Experts tend to agree that ChatGPT does enable corner cutting, from student essays to professors' publications. Research is mixed on our ability to spot such AI-generated works. For example, in a study dating back to 2021, participants incentivized to detect AI-generated text (i.e., a Turing Test) succeed in detecting poems that were generated by AI only when those poems were randomly selected; participants failed to detect AI-generated poems when another human chose the best AI-generated poem from a series of them (Köbis & Mossink, 2021).
Another major issue with ChatGPT is it's tendency to "hallucinate," or make up information or sources. In one study, scientists took 50 real abstracts from scientific journals and had ChatGPT produce a different set of 50 abstracts based on real journals and article titles. Human reviewers were able to identify 68% of the fake abstracts. However, they also falsely identified 28% of the original abstracts as AI-generated (Gao, et al. 2023).
Thus, an additional problem arises. Once AI-generated text and images proliferate, we may even start to view human-generated content with suspicion. Fortunately, Gao and colleagues also found that AI detection tools were able to discern almost all of the AI-generated abstracts from the real ones. AI detection tools are growing, but will likely remain locked in a constant battle with the AI algorithms themselves as they continue to update.
References
Boussioux, L., Lane, J. N., Zhang, M., Jacimovic, V., & Lakhani, K. R. (2023). The Crowdless Future? How Generative AI Is Shaping the Future of Human Crowdsourcing. Working Paper.

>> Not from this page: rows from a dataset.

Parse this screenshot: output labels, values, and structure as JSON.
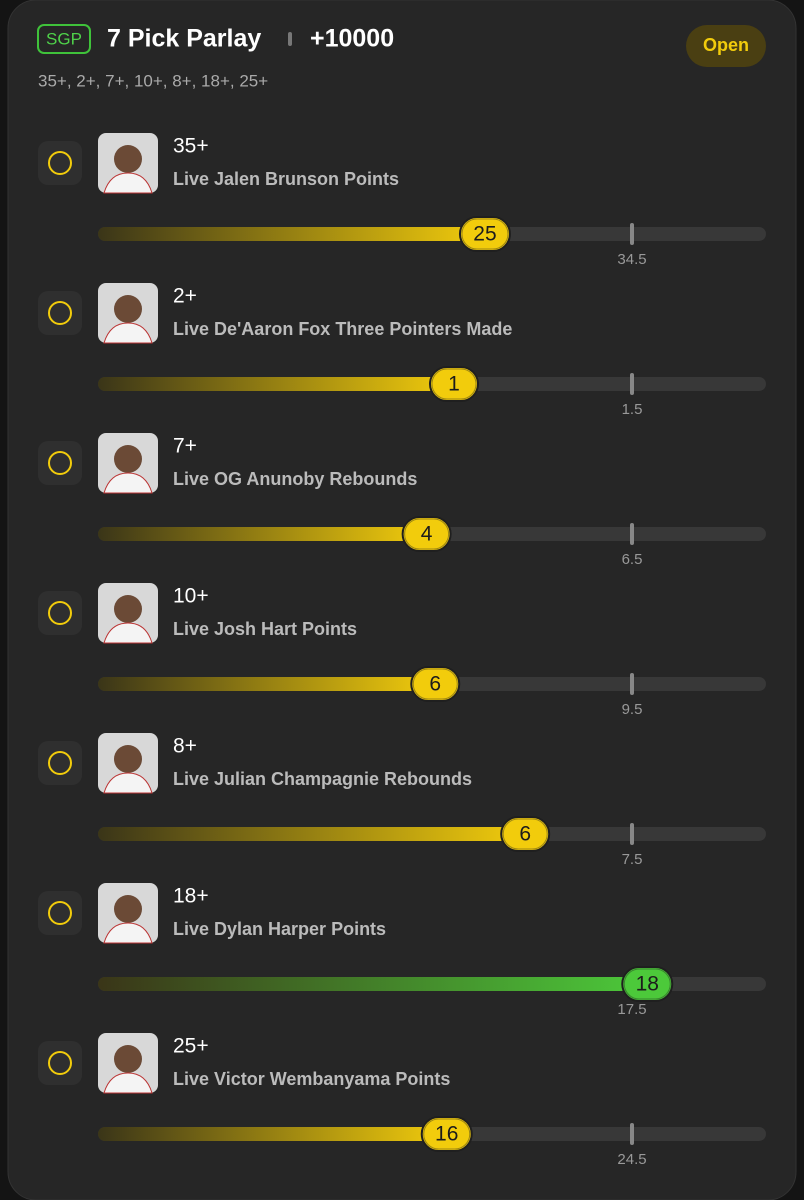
{
  "header": {
    "badge": "SGP",
    "title": "7 Pick Parlay",
    "odds": "+10000",
    "status": "Open",
    "summary": "35+, 2+, 7+, 10+, 8+, 18+, 25+"
  },
  "legs": [
    {
      "target": "35+",
      "label": "Live Jalen Brunson Points",
      "current": 25,
      "line": 34.5,
      "color": "#f2cc0c"
    },
    {
      "target": "2+",
      "label": "Live De'Aaron Fox Three Pointers Made",
      "current": 1,
      "line": 1.5,
      "color": "#f2cc0c"
    },
    {
      "target": "7+",
      "label": "Live OG Anunoby Rebounds",
      "current": 4,
      "line": 6.5,
      "color": "#f2cc0c"
    },
    {
      "target": "10+",
      "label": "Live Josh Hart Points",
      "current": 6,
      "line": 9.5,
      "color": "#f2cc0c"
    },
    {
      "target": "8+",
      "label": "Live Julian Champagnie Rebounds",
      "current": 6,
      "line": 7.5,
      "color": "#f2cc0c"
    },
    {
      "target": "18+",
      "label": "Live Dylan Harper Points",
      "current": 18,
      "line": 17.5,
      "color": "#4cc93a"
    },
    {
      "target": "25+",
      "label": "Live Victor Wembanyama Points",
      "current": 16,
      "line": 24.5,
      "color": "#f2cc0c"
    }
  ]
}
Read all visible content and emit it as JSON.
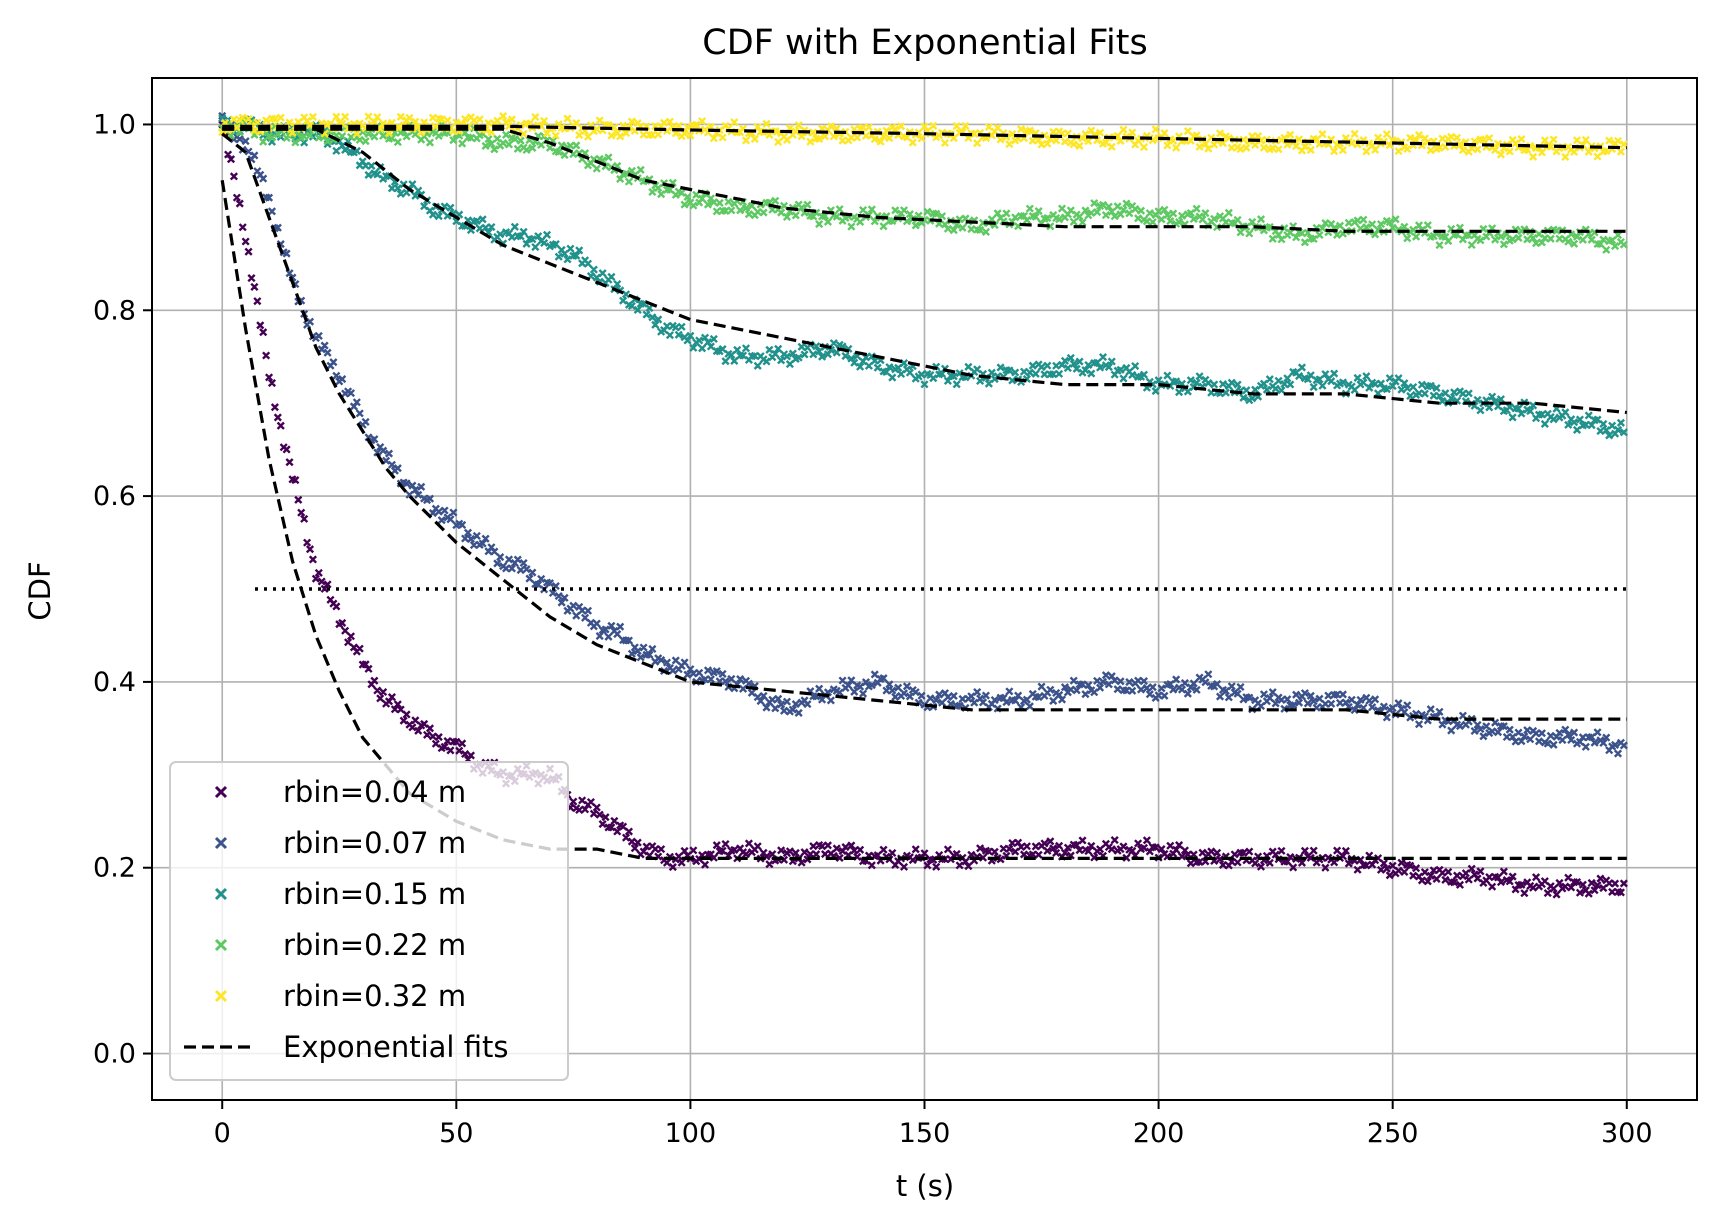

Doshi, A. R. and Hauser, O. (2023). Generative Artificial Intelligence Enhances Creativity but Reduces the Diversity of Novel Content. (August 8, 2023). Working Paper.
Gao, C.A., Howard, F.M., Markov, N.S. et al. (2023). Comparing scientific abstracts generated by ChatGPT to real abstracts with detectors and blinded human reviewers. npj Digital Medicine, 6, 75.
Köbis, N., & Mossink, L. D. (2021). Artificial intelligence versus Maya Angelou: Experimental evidence that people cannot differentiate AI-generated from human-written poetry. Computers in Human Behavior, 114, 106553.
Koivisto, M., Grassini, S. (2023). Best humans still outperform artificial intelligence in a creative divergent thinking task. Scientific Reports, 13, 13601.
Noy, S., & Zhang, W. (2023). Experimental evidence on the productivity effects of generative artificial intelligence. (March 2, 2023). Working Paper.
Pew Research Center. August 28, 2023. Most Americans haven’t used ChatGPT; few think it will have a major impact on their job.